Of course she accepted the generous proposition. After gathering her few clothes into a bundle, she took her treasure and left the house. The first train that left Batteraft carried her with it, and I have never seen her since.
I acknowledge that I watched her go with a lighter and happier heart than I had known for months.
“It was in this way that she once drove me from my old home, father,” I said. “But it can’t be such a bad world, after all. For, if the wicked sometimes appear to triumph, they are usually punished in the end, and now that Mrs. Ranck has passed out of our lives we ought to be very happy again.”
“We will be, Sam!” returned my father, earnestly, as he affectionately pressed my hand.
“Hooray!” yelled Uncle Naboth.
Captain Steele was extremely grateful to Uncle Naboth for his care of me, and was delighted by the relation of our adventures on the golden island, as well as pardonably proud of the financial success we had attained.

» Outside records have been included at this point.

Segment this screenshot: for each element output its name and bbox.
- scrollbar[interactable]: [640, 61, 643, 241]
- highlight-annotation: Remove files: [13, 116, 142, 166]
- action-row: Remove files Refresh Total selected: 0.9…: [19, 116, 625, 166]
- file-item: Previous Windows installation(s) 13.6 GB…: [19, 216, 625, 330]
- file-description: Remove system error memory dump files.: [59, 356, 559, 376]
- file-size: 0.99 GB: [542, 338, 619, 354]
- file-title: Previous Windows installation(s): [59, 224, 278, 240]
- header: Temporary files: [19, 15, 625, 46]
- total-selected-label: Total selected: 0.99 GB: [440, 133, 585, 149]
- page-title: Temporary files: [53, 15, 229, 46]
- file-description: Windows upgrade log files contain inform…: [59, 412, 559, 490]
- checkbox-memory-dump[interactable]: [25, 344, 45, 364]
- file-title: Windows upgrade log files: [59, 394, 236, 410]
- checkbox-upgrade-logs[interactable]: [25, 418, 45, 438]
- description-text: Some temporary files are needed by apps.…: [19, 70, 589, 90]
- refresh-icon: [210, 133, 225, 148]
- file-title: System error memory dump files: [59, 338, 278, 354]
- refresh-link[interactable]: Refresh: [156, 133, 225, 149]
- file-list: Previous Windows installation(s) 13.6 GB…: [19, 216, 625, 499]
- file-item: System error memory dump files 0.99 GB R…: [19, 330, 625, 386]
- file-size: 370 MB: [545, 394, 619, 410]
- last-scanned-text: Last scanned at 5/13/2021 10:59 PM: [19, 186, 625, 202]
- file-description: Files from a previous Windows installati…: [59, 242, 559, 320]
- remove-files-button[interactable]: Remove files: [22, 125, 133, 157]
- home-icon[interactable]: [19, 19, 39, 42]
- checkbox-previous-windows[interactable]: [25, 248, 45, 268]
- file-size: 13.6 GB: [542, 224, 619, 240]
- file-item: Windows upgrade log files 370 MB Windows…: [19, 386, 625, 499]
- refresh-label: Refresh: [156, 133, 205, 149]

A new firm was created under the title of “Steele, Perkins and Steele,” and a new ship was soon found that seemed to have been especially constructed to meet our requirements. Captain Steele, declaring that his wooden leg would in no way interfere with his usefulness, decided to command the ship himself, and Ned Britton was made first mate. Uncle Naboth and I were appointed to look after all the finances and attend to the trading at the various ports, and Nux and Bryonia were brought from San Francisco and given posts on the new ship, to their great delight.
By the advice of his shrewder brother-in-law my father converted all his accumulated treasures into money, which was safely invested in Government bonds that were deposited in a Boston bank.
“Whatever happens now,” observed Uncle Naboth, “nobody can’t rob you again; and if our business ventures proves unsuccessful, and Sam and I go bankrupt, you’ve always got something to fall back on in your old age.”
But success seemed to follow in the wake of the new firm, and the “Cleopatra,” as our ship is named, has made voyage after voyage with unvarying good fortune.